現代の経済学における標準的な分析ツールの一つに、ゲーム理論があります。これは数学の一種で、自分がやるべきことが相手のすることにも依存する「戦略的状況」の科学というべきものです。ゲーム理論の手法は、企業間競争やオークションの入札行動分析のような対立関係だけでなく、人々の間の協力行動の解明にも適用できます。

繰り返しゲームは、隣人付き合いや職場における助け合いから談合・カルテルに至るまで、様々な意味合いの協力行動を説明できるモデルです。全く協力できそうにない囚人のジレンマ的局面が何度も何度も現れるときは、いわゆるトリガー戦略で相互協力が可能になるという議論などは、繰り返しゲーム理論の成果の応用例です。
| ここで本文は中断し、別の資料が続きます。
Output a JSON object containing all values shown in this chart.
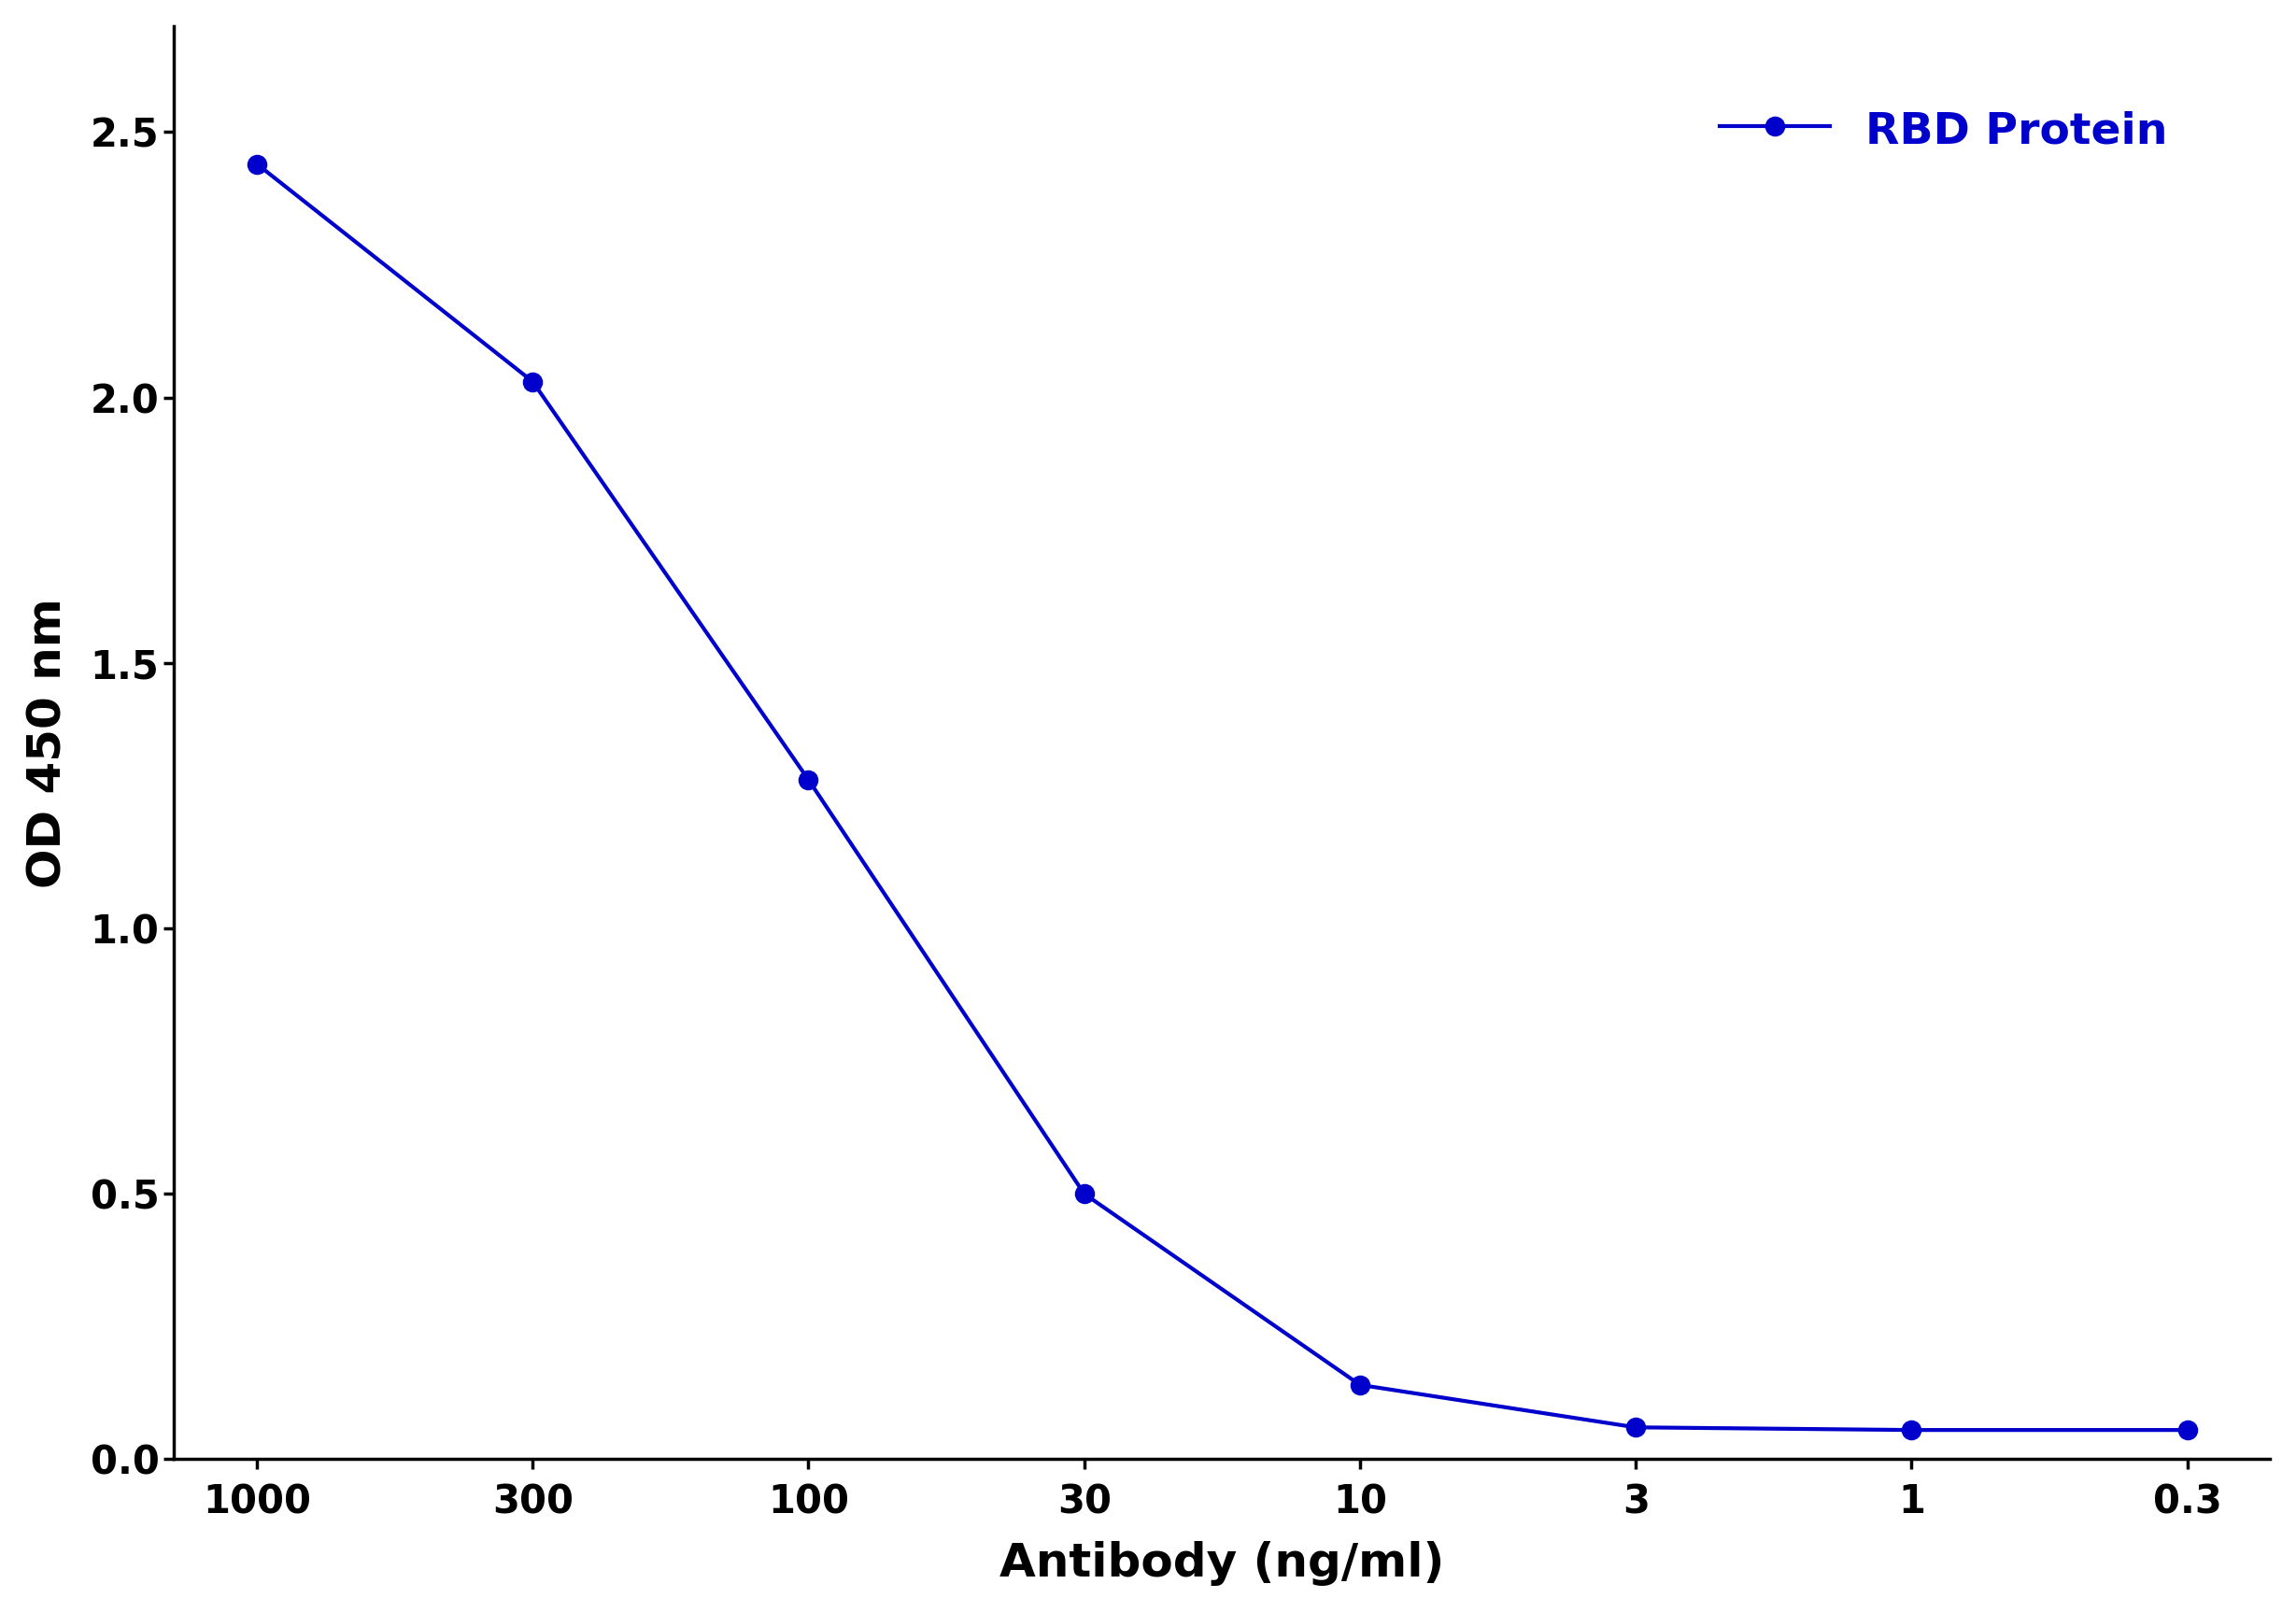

この講義では、繰り返しゲームの理論が説く相互協力の論理が、様々な局面でどのように機能するのかについて、講演者自身の研究成果も交えて解説します。具体的には、(1)単なる非協力だけではなく、悪い相手を懲らしめる行動も実行可能なケースにおける協力戦略の構造、(2)相手の行動がよく見えない状況における相互協力の達成方法、(3)当事者間の長期的関係が緊密になることが協力行動にもたらす効果、などを扱います。

 ※図は、局面に応じた様々な協力戦略の形状について、直観的に表現したものである。